Gold Coast Negroes make gold rings and chains, forming the metal into all kinds of forms. Soyaux says, “The works in relief which natives of Lower Guinea carve with their own knives out of ivory and hippopotamus teeth are really entitled to be called works of art, and many wooden figures of fetishes in the Ethnographical Museum of Berlin show some understanding of the proportions of the human body.” Great Bassam is called by Hecquard the “Fatherland of Smiths.” The Mandingo in the northwest are remarkable workers in iron, silver, and gold, we are told by Mungo Park (1800), while there is a mass of testimony as to the work in the north-west of Africa in gold, tin, weaving, and dyeing. Caille found the Negroes in Bambana manufacturing gunpowder (1824-28), and the Hausa make soap; so, too, Negroes in Uganda and other parts have made guns after seeing European models.
So marked has been the work of Negro artisans and traders in the manufacture and exchange of iron implements that a growing number of archeologists are disposed to-day to consider the Negro as the originator of the art of smelting iron. Gabriel de Mortillet (1883) declared Negroes the only iron users among primitive people. Some would, therefore, argue that the Negro learned it from other folk, but Andree declares that the Negro developed his own “Iron Kingdom.” Schweinfurth, Von Luschan, Boaz, and others incline to the belief that the Negroes invented the smelting of iron and passed it on to the Egyptians and to modern Europe.

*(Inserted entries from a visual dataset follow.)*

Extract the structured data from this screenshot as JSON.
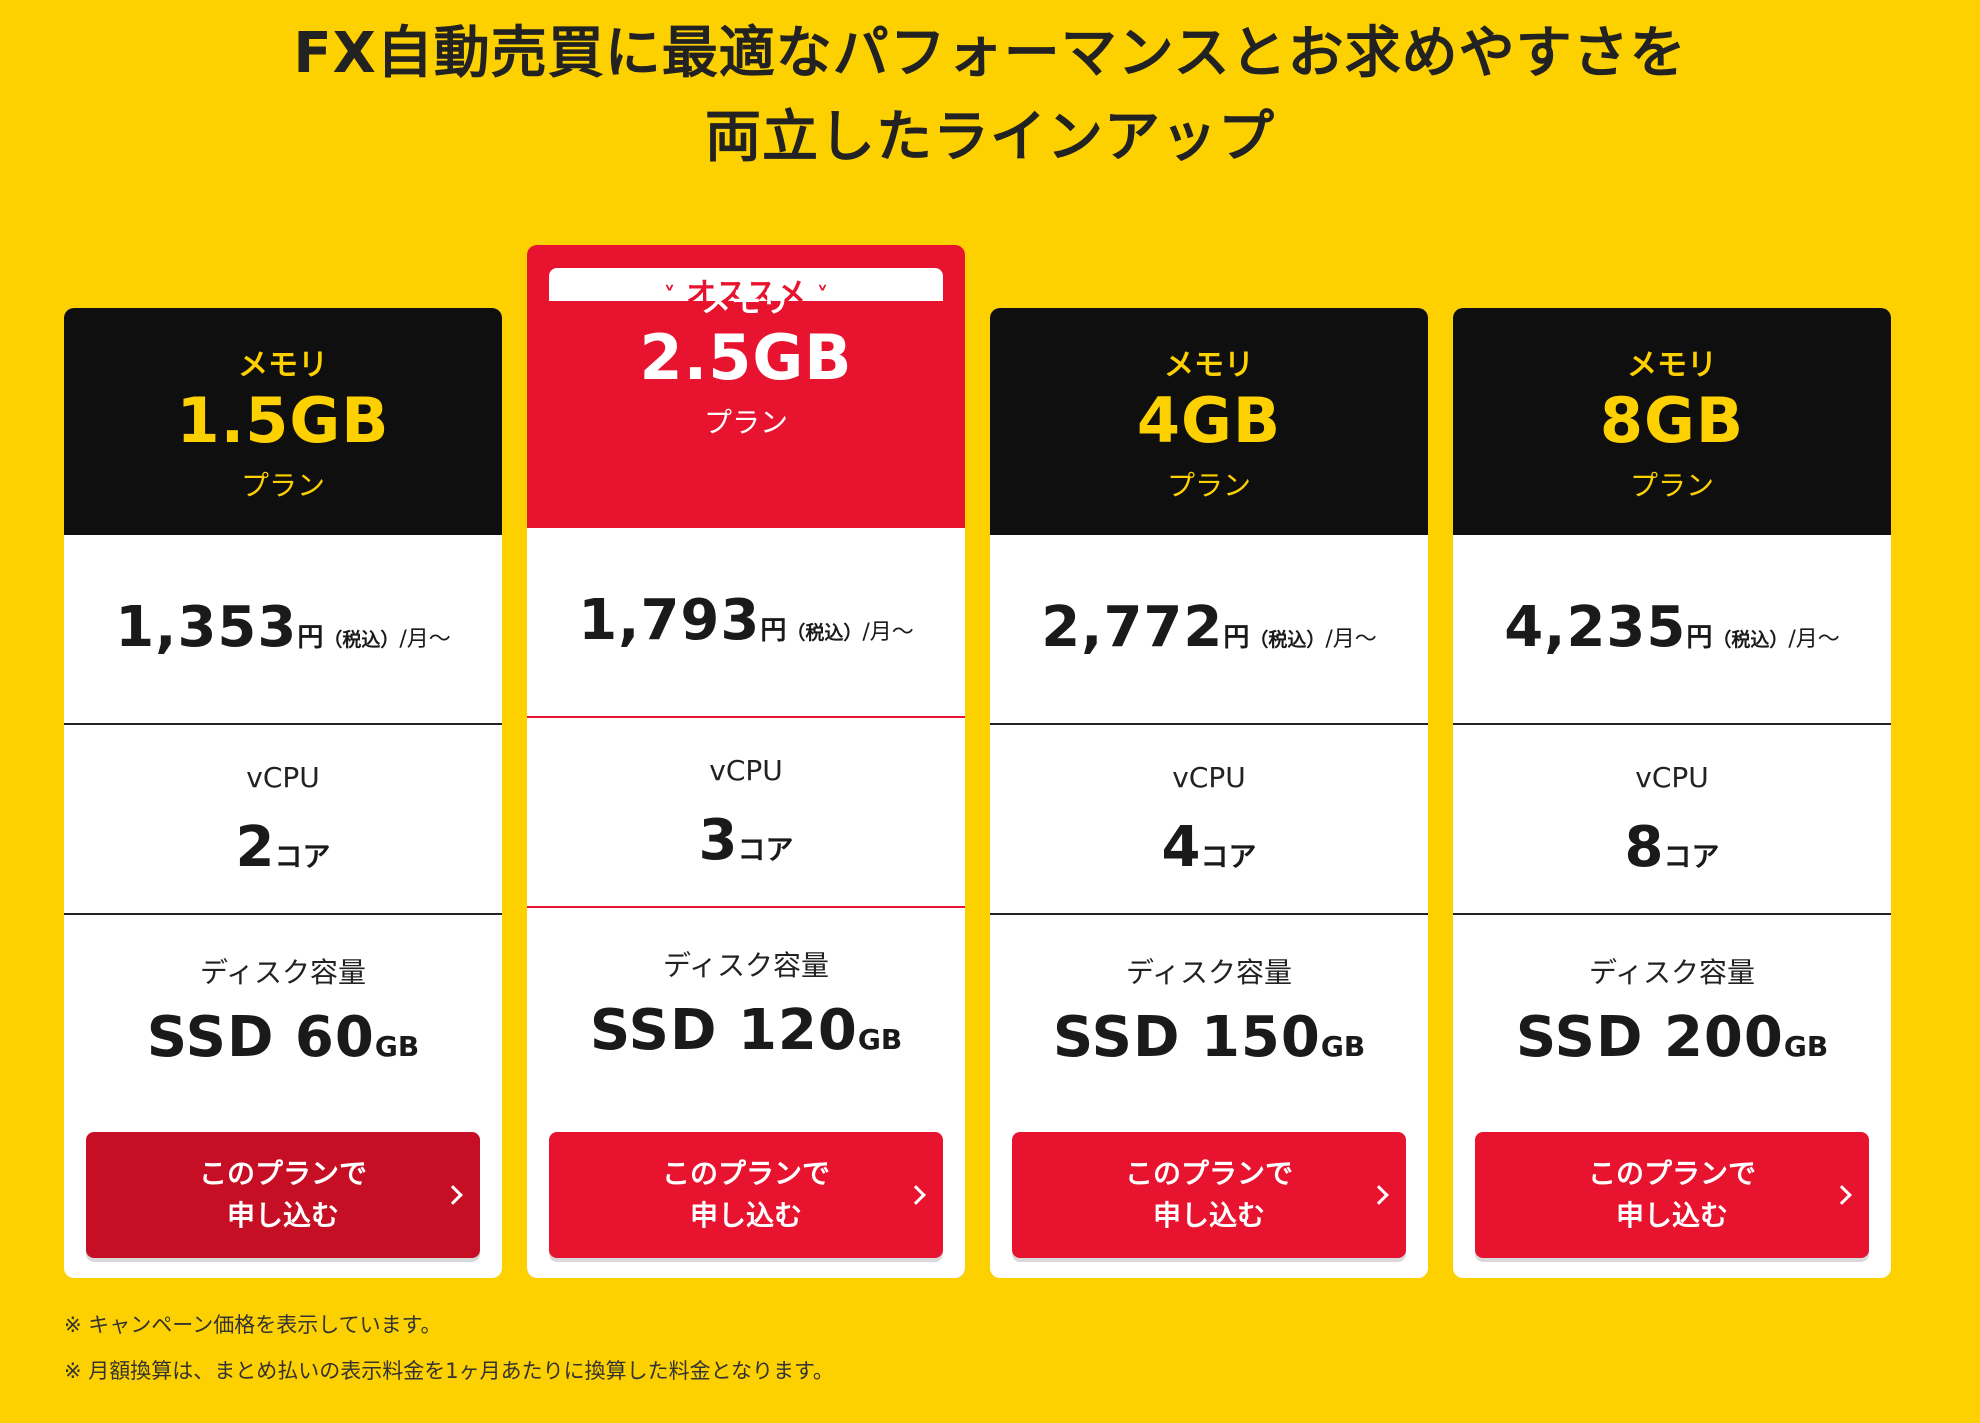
{
  "headline": {
    "line1": "FX自動売買に最適なパフォーマンスとお求めやすさを",
    "line2": "両立したラインアップ"
  },
  "recommend_badge": {
    "label": "オススメ",
    "icon": "double-chevron-down-icon",
    "color": "#e8132f"
  },
  "colors": {
    "background": "#fdd000",
    "accent_red": "#e8132f",
    "card_head_dark": "#0f0f0f",
    "mem_text_yellow": "#fdd000"
  },
  "labels": {
    "vcpu": "vCPU",
    "disk": "ディスク容量"
  },
  "plans": [
    {
      "mem_label": "メモリ",
      "mem_size": "1.5GB",
      "plan_word": "プラン",
      "price": "1,353",
      "yen": "円",
      "tax": "（税込）",
      "per": "/月～",
      "cpu": "2",
      "cpu_unit": "コア",
      "disk": "SSD 60",
      "disk_unit": "GB",
      "button_line1": "このプランで",
      "button_line2": "申し込む",
      "recommended": false
    },
    {
      "mem_label": "メモリ",
      "mem_size": "2.5GB",
      "plan_word": "プラン",
      "price": "1,793",
      "yen": "円",
      "tax": "（税込）",
      "per": "/月～",
      "cpu": "3",
      "cpu_unit": "コア",
      "disk": "SSD 120",
      "disk_unit": "GB",
      "button_line1": "このプランで",
      "button_line2": "申し込む",
      "recommended": true
    },
    {
      "mem_label": "メモリ",
      "mem_size": "4GB",
      "plan_word": "プラン",
      "price": "2,772",
      "yen": "円",
      "tax": "（税込）",
      "per": "/月～",
      "cpu": "4",
      "cpu_unit": "コア",
      "disk": "SSD 150",
      "disk_unit": "GB",
      "button_line1": "このプランで",
      "button_line2": "申し込む",
      "recommended": false
    },
    {
      "mem_label": "メモリ",
      "mem_size": "8GB",
      "plan_word": "プラン",
      "price": "4,235",
      "yen": "円",
      "tax": "（税込）",
      "per": "/月～",
      "cpu": "8",
      "cpu_unit": "コア",
      "disk": "SSD 200",
      "disk_unit": "GB",
      "button_line1": "このプランで",
      "button_line2": "申し込む",
      "recommended": false
    }
  ],
  "notes": [
    "※ キャンペーン価格を表示しています。",
    "※ 月額換算は、まとめ払いの表示料金を1ヶ月あたりに換算した料金となります。"
  ]
}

Boaz says, “It seems likely that at a time when the European was still satisfied with rude stone tools, the African had invented or adopted the art of smelting iron. Consider for a moment what this invention has meant for the advance of the human race. As long as the hammer, knife, saw, drill, the spade, and the hoe had to be chipped out of stone, or had to be made of shell or hard wood, effective industrial work was not impossible, but difficult. A great progress was made when copper found in large nuggets was hammered out into tools and later on shaped by melting, and when bronze was introduced; but the true advancement of industrial life did not begin until the hard iron was discovered. It seems not unlikely that the people who made the marvelous discovery of reducing iron ores by smelting were the African Negroes. Neither ancient Europe, nor ancient western Asia, nor ancient China knew the iron, and everything points to its introduction from Africa. At the time of the great African discoveries toward the end of the past century, the trade of the blacksmith was found all over Africa, from north to south and from east to west. With his simple bellows and a charcoal fire he reduced the ore that is found in many parts of the continent and forged implements of great usefulness and beauty."[44]